Years pass. Marcus has grown wealthy as the head of the arena in Pompeii. One day, Marcus welcomes Pontius Pilate as a guest to his lavish home. When Flavius, now a young man, mentions his childhood memories of being healed by a man who preached love and compassion, Marcus assures him that there was no such person. The still-remorseful Pilate insists there was such a man, but he crucified him. The memory of the three crosses on the hill comes flooding back to Flavius.
Flavius is arrested and sentenced to die for secretly helping slaves escape from his father's arena. As he is herded into the arena to fight with the others, Mount Vesuvius erupts. As Marcus wanders stunned through the streets, he sees the jailer who refused to release Flavius trying to free his own son from the rubble. The dying man begs Marcus for mercy for his son. Marcus angrily refuses, but then remembers begging Jesus for mercy for Flavius and rescues the boy. Marcus sees his faithful servant Burbix leading a group of slaves carrying his treasure on litters. He orders them to use the litters to rescue the injured instead. As they get to a ship, Marcus sees that one of those saved is Flavius and offers a prayer of thanksgiving. The prefect and his men try to get through a gate to take the ship for themselves. Marcus holds the gate shut, giving the boat enough time to get away at the cost of his life.

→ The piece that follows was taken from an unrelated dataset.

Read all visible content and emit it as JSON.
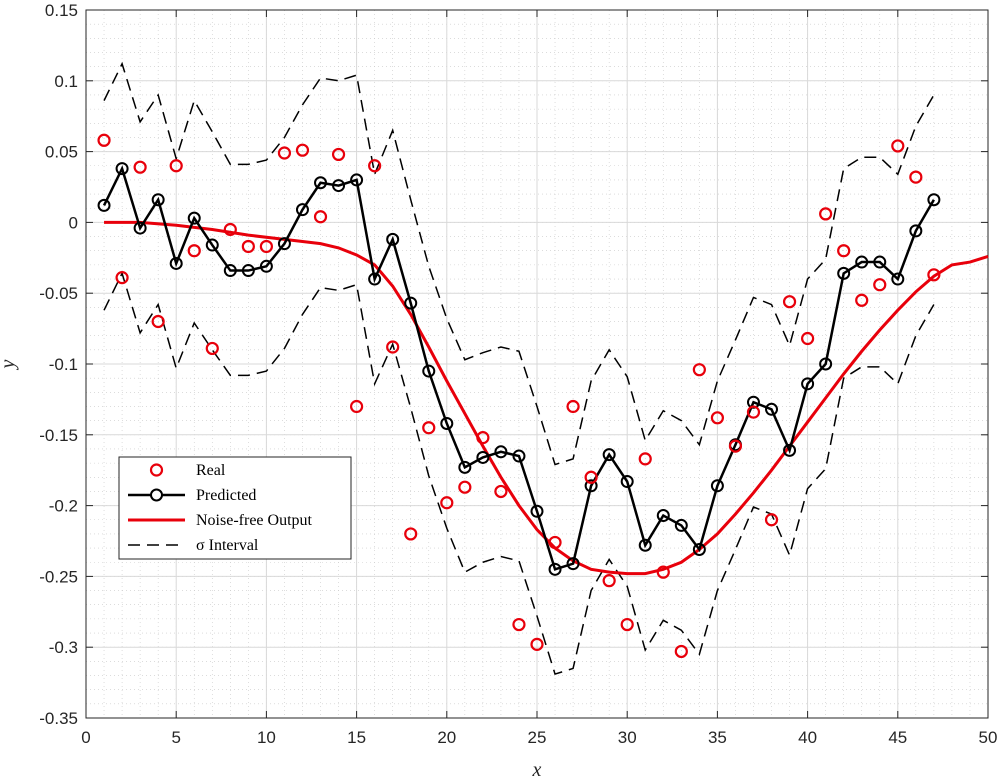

He has a vision of Christ reaching out to him just before he dies.
Production[edit]
According to a blurb in the January 23, 1934, issue of The New York Times, the film was originally supposed to be filmed in color.[4]
Reception[edit]
The Last Days of Pompeii appeared to be a moderate box-office success upon its release in 1935, but RKO ultimately lost $237,000 after the film's first theatrical run.[2] However, the picture finally made a profit for the studio following its 1949 re-release, when it shared a double bill with the re-release of another 1935 production, Cooper and Schoedsack's adventure fantasy film She.[5]
Andre Sennwald reviewed the picture for The New York Times in October 1936, praising the "historical fable" as "an entertaining fiction of its own…" despite the fact that History makes Mr. Foster quite an ancient gaffer and his adopted son a romantic juvenile of advanced years…(The) authors bring the catastrophic date forward about thirty years, a kindness for which we should be grateful since… (the film) is a shade too long for complete comfort. Although it is persuasively staged and excitingly narrated, the work is rather more absorbing in its straightforward melodrama than in the later phases when the defiant gladiator is getting religion. In its discussion of Pilate the film… declares that Pilate was forever haunted by the memory of the innocent and kindly man who died on Calvary. In one of the film's most effective scenes the stricken procurator tells Marcus's idealistic son about the Galilean and concludes his recital with the cold remark, "I crucified Him." The picture always remains in good taste. This is, in fact, an ably managed historical work up to the time when it begins to bludgeon the moral and to drag in a foolish little romance. But the hero of the occasion is Basil Rathbone, whose Pilate is a fascinating aristocrat, scornful in his hauteur and sly in his reasoning.[6]
In October 2003, writing for TCM Jay S. Steinberg observed. "There are plenty of flavorful supporting efforts in the film, including those of Louis Calhern as the treacherous prefect, but Rathbone essentially walks away with the picture in a role that took all of a week to shoot. In turns contemptuous and conflicted, Rathbone gave Pilate perhaps the richest shadings of anyone to ever assay the part onscreen."[3]
Some of the footage of Rome was re-used in the 1952 George Bernard Shaw adaptation Androcles and the Lion.